The very fact that people are so ready to believe the worst of the Duke of Lancaster, with no proof one way or the other, shows what an unpopular man this John of Gaunt is. Not without reason, Alice knows. He’s the scratchy kind. He rubs people up the wrong way, even when he doesn’t mean to; and all too often he does mean to. Even among the aristocrats of this court, he’s considered unusually arrogant; considering the competition, Alice thinks wryly, that’s quite an achievement. Certainly he’s not loved among his social inferiors. He hates his father being so dependent on the merchants of London for money. To the merchants’ pained displeasure, he talks too much about the nobility of the nobility and the crawling servility of the lesser orders. And merchants and noblemen alike now have an excuse to dislike and despise Duke John because, in the absence of his sick brother, he’s been in charge of the English armies in France in this disastrous past year, so he’s the one to carry the can for losing pretty much all of English Gascony and costing the country a mint of money. In fact, it’s a good job the Duke’s the richest man in England, with territories from the Scottish border to the South, because he has precious few friends anywhere, and if it weren’t for his money, he’d have none at all.

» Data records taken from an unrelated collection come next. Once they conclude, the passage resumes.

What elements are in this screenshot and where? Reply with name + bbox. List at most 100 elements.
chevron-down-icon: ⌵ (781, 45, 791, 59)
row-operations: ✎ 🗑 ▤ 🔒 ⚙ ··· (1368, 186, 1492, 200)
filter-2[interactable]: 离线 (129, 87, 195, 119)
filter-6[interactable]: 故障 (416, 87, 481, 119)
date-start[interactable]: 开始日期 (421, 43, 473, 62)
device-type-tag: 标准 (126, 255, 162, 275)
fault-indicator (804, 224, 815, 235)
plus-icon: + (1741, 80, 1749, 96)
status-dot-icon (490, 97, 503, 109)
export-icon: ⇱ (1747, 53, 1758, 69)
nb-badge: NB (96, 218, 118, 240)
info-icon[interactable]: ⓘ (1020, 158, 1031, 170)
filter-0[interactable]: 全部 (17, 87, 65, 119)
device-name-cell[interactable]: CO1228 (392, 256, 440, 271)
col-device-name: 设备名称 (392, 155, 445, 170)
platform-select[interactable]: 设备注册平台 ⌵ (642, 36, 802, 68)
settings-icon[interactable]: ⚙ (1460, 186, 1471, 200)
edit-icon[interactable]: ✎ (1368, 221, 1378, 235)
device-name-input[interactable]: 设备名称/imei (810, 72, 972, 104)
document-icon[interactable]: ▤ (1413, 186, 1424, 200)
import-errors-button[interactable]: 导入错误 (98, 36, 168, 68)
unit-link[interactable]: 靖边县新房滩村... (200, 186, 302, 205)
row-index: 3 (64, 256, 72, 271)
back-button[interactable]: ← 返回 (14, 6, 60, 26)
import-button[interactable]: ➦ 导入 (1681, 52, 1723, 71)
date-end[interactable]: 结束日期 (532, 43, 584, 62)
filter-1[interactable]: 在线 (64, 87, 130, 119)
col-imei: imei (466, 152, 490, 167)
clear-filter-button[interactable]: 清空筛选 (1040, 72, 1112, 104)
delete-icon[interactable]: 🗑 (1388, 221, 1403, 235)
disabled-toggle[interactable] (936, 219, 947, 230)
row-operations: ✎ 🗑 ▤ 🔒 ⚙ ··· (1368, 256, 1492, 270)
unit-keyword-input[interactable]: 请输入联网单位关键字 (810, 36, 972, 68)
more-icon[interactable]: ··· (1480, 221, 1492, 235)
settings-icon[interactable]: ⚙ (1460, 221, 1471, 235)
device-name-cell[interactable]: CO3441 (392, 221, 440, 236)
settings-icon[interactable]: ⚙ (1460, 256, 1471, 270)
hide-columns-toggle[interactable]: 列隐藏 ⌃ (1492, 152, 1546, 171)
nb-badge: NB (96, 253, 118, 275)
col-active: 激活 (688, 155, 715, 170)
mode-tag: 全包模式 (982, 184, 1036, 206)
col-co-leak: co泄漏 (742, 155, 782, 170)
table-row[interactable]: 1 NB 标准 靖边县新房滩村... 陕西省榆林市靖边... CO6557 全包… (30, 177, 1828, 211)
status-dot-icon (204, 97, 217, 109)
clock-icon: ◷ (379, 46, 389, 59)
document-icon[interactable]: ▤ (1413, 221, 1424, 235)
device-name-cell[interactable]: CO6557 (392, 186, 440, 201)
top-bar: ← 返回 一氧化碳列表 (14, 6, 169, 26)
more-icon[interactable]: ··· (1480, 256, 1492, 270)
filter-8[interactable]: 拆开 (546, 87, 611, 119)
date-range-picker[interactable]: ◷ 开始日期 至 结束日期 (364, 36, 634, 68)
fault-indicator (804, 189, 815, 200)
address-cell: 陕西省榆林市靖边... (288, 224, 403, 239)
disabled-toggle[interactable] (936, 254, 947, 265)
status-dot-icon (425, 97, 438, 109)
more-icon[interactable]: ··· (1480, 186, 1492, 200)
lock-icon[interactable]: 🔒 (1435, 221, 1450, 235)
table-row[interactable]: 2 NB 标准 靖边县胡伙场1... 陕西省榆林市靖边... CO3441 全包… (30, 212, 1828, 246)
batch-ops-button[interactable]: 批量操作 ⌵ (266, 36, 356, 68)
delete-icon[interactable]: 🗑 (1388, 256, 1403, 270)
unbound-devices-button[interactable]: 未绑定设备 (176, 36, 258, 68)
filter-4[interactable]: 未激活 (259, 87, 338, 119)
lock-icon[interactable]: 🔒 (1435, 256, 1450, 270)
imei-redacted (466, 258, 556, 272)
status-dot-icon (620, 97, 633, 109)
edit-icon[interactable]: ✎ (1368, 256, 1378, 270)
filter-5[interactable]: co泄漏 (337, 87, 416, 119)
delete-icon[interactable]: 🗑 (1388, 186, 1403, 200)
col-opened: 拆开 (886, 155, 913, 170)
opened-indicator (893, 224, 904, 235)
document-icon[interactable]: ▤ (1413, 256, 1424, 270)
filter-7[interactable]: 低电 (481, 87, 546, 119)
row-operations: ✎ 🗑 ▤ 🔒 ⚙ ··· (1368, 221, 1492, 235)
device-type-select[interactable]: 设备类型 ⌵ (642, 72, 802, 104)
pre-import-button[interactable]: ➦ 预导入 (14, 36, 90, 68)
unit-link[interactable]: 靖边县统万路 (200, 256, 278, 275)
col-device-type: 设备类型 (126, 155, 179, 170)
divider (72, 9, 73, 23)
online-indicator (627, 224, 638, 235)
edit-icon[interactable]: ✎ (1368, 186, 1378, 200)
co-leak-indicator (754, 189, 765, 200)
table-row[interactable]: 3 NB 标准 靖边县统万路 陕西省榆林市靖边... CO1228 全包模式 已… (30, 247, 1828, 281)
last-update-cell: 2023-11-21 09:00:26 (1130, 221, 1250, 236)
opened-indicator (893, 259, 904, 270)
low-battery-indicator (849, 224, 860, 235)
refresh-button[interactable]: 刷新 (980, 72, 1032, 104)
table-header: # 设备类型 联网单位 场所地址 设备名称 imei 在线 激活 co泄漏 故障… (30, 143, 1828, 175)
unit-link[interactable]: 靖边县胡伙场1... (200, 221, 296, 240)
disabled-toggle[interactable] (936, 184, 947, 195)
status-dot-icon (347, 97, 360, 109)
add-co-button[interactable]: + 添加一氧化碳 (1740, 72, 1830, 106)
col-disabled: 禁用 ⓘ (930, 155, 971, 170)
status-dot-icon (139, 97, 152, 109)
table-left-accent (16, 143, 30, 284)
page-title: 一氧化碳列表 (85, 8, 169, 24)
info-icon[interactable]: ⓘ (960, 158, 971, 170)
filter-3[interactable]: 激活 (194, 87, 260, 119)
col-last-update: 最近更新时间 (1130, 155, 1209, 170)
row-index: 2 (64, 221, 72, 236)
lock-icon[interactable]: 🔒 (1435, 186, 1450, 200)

John of Gaunt needs more than money. He needs to learn to be popular – especially if, as Alice thinks likely, he’s one day going to have a try for the English crown. Alice’s nose for money tells her that any king nowadays will need finance from outside his own estates. Rents aren’t what they used to be, now that there are only half the number of Englishmen to farm the land and pay the landlords. The nobility is poorer. So the most important lesson the Duke needs to learn is how to get on with the London merchants, who are becoming as powerful as the merchant princes of Italy were right after the Mortality (until Edward bankrupted all of them with an earlier lot of colossal war debts). The top few merchants are richer than all the noblemen of England put together. Duke John’s got to stop treating them like dirty sheep-shearing tinkerish no-good thieves. He’s got to respect them as the financiers of today’s England. And it’s Alice’s private belief that there’s only one person who can teach him all that – who understands both court and City, and can explain it right. That person is her.